Saturday, September 03, 2005

I've reached fatigue

Maybe it's my age or something, but I've reached the fatigue level on Katrina much sooner than normal. There comes a point in every disaster where I simply have to step away from coverage and debates. I have to get away from thinking about it entirely for a bit.

We all hit that time, I know we do. I remember being shocked at peers who burned out early during the Murrah Federal Building bombing in 1995. Some wanted to close the door on it before the rubble was cleared. I understand a little better now than I did then.

I'm not saying I've turned my back on the suffering or on our necessary response to this. Not at all. Simply saying that I can't stay immersed in the pain 24/7 feeling impotent.

Last night, I even went to a ball game with a group of friends. We went to watch the RedHawks play against Omaha. Our 'Hawks lost, but it was fun. I think the 9,000-plus people there probably shared a common need to set aside a few hours to return to some sense of normalcy. There were moments when I felt guilty for doing so. We don't want to have fun when others are in the midst of devastation.

I wanted to wake up this morning and find that all the help that is needed has found its way to all those who are in need, NOW. I wanted us not to have reasons to feel disappointed that there's been a lack of leadership at many levels. I don't want there to be a reason to place blame.

We don't always get what we want. But sometimes we have to take a step back to make sure we're not just screaming into the winds because of our great personal frustrations at not being able to CHANGE THINGS. It's easy to believe that we could somehow do things better if we were "in charge." And maybe there are better leaders. I think so.

But last night after enjoying the game, and crawling into my own cozy, soft, clean bed, as I was dozing off I realized so much of our (my) rantings have simply served to burn off some of the energy I wish I could apply to end suffering. I can't pluck babies and old people out of New Orleans, as much as I want to. So that adrenaline has to go elsewhere, and it's been channeled into expression. I'm not alone.

Oh how I wish I could do more, but I will do all that I can. Refugees are arriving in my area, and I will donate as many good, usable items as I can. I'll support the United Methodist Committee on Relief. I'll urge others to do all they can do.

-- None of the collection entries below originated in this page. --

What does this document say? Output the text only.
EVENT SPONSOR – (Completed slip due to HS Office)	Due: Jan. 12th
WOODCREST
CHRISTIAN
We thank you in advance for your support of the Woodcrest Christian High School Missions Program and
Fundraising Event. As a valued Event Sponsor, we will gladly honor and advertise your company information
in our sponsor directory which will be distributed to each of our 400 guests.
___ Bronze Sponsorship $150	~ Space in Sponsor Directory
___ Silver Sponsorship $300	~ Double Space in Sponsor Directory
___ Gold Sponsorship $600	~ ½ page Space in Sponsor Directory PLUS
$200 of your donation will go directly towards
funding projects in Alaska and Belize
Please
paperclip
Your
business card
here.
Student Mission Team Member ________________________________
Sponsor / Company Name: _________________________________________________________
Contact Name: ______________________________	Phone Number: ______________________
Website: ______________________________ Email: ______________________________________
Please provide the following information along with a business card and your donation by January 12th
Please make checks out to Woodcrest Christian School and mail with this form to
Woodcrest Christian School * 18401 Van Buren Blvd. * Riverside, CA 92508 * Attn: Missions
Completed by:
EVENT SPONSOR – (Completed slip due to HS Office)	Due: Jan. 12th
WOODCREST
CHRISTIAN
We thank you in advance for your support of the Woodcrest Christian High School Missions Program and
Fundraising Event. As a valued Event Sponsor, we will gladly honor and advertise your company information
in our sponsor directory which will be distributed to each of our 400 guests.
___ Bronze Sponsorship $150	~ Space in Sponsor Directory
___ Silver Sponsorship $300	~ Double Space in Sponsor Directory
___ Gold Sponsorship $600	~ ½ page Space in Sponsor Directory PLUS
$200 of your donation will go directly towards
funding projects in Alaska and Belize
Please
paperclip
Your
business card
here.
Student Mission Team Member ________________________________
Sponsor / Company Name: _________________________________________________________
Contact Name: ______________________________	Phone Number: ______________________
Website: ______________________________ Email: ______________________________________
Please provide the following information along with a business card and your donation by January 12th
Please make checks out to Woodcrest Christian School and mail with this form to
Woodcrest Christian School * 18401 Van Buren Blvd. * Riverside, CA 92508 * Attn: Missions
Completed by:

I can't donate blood, or I would have already been at the blood bank. I hate that, but I've been permanently deferred after being a 2-gallon donor. If you can give blood, PLEASE do so. PLEASE.

2 comments:

FrenziedFeline said...

I understand how you feel. Normally I'm a news junkie, but I burned out fast on this.

You have a good heart, Trix. :)

Mark said...

I understand that as well. I remember when 9/11 happened. Eventually I just wanted the networks to go back to the regular programming and give us all the news at one time later, after it all comes in, rather than feeding it to us one small catastrophe at a time.

Geeeez, I know I'm not making myself very clear here. I hope you know what I mean.